Avec ce nouvel accord, ce sont 400 millions d’euros d’économie sur le dos des chômeurs. Le Ministre du travail, Michel Sapin, rappelait il y a un an à l’Assemblée nationale que, en période de crise, il n’était pas question de toucher au chômage parce que c’était « un amortisseur social ». C’est pourtant le contraire qui s’est passé. L’accord impose encore une régression des droits de tous les salariés fragiles qui cotisent, les chômeurs, les précaires, il organise une destruction des droits des travailleurs acquis par la lutte. Quant aux intérimaires ils sont tout simplement sacrifiés et les intermittents sévèrement touchés. Systématiquement, réformes après réformes, on « limite » les dépenses en arrêtant d’indemniser une partie des allocataires.
Quand, de plus, les signataires de cet accord imposent aux chômeurs de combler une partie de la dette de l’UNEDIC en réduisant globalement leurs droits, ils touchent au financement de l’UNEDIC, jusqu’ici fondé sur un système de répartition des actifs vers les inactifs.
Pourquoi ne s’interroge-t-on jamais sur les recettes ? Pour rappel, d’après la Cour des comptes, en 2011, les cotisations dépassent de 4,5 milliards d’euros les indemnités, mais les 6 milliards d’euros reversés par l’UNEDIC à Pôle Emploi entraînent un déficit d’1,5 milliards. Néanmoins, la gestion de cet organisme n’est jamais remise en cause.
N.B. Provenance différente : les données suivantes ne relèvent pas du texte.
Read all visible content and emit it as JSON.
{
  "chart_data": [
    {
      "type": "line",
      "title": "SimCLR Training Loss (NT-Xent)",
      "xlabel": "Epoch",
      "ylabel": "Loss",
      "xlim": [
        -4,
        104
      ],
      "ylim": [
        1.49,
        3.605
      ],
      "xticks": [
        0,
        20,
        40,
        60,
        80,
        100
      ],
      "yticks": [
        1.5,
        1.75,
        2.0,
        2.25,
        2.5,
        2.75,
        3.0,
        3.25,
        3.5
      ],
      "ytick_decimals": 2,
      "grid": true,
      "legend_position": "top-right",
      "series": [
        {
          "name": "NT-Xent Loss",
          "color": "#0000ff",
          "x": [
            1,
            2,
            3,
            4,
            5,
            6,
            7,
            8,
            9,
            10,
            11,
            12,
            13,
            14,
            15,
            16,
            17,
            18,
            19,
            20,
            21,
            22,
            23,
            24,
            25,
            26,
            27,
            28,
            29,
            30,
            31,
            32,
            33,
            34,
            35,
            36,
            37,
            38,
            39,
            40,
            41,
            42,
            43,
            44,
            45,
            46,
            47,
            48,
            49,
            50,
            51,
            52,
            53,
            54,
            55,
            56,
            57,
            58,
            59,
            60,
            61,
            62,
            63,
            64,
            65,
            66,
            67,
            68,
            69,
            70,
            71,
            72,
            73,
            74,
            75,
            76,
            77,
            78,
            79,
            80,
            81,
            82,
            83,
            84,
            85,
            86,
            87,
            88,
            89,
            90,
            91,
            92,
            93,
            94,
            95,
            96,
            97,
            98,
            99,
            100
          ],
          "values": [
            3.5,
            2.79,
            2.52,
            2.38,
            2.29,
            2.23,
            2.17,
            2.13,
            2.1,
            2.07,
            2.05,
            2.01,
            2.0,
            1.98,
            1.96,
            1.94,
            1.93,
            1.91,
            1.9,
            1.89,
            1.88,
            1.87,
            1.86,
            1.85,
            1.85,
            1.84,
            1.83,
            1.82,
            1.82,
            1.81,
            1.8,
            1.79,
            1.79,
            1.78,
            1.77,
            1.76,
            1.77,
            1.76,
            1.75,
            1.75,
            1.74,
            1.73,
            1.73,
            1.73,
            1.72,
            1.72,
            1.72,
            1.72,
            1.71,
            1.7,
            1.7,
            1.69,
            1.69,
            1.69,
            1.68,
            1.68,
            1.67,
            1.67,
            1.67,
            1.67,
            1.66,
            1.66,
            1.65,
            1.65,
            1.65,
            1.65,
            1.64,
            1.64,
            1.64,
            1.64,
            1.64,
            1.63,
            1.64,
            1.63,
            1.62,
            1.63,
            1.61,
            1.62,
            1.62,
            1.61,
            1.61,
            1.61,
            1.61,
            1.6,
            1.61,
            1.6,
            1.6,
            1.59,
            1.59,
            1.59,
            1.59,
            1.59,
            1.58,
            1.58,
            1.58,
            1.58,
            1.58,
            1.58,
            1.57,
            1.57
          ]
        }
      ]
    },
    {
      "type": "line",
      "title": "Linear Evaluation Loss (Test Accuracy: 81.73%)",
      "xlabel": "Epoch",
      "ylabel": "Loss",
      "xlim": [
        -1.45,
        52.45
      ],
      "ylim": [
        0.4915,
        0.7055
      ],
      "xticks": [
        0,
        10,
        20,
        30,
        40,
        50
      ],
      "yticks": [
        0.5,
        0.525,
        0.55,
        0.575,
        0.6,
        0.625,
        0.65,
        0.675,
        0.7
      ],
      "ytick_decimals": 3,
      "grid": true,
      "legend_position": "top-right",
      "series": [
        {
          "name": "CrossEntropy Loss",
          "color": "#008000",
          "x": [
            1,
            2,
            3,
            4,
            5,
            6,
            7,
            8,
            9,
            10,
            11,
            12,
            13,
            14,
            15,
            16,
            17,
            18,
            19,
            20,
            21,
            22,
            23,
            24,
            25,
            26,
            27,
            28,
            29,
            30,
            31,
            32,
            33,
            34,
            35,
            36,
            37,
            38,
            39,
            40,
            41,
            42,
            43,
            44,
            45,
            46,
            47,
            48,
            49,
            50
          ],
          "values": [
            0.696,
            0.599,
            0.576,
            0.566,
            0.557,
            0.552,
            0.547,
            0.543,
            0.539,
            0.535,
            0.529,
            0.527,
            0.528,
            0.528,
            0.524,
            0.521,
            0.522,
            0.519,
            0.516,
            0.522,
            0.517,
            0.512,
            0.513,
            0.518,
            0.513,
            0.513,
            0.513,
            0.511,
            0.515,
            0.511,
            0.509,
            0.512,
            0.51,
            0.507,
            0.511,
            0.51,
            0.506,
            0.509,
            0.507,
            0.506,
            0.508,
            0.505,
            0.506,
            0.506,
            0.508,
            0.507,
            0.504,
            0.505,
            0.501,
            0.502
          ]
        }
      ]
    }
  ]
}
Concernant les annexes 8 et 10, l’accord de 2003 pourtant dénoncé par tous - et en particulier, à l’époque, par le Parti Socialiste au grand complet - est reconduit avec des restrictions qui précariseront encore les plus fragiles :
Une augmentation injuste des cotisations chômage (employeur + salarié) qui passent de 10,8% à 12,8% + 0,5% (ANI) soit 13,3%. Alors que les entreprises ayant recours à l’emploi de salariés en CDDU dans le spectacle cotisent déjà davantage que celles du régime général depuis 2002. De surcroît, le MEDEF a refusé d’augmenter les cotisations patronales pour le régime général pour ne pas « sacrifier les marges de ces entreprises », mais ne voit en revanche aucun problème à augmenter les cotisations des entreprises du spectacle. Cette mesure aura un faible impact économique pour l’assurance chômage, mais un lourd impact économique pour le secteur culturel, en touchant de plein fouet les petites structures (compagnies et producteurs de spectacles, lieux de diffusion, petites productions audiovisuelles, festivals...) et pour les revenus des salariés eux-mêmes qui verront leur salaire amputé de cette sur-cotisation.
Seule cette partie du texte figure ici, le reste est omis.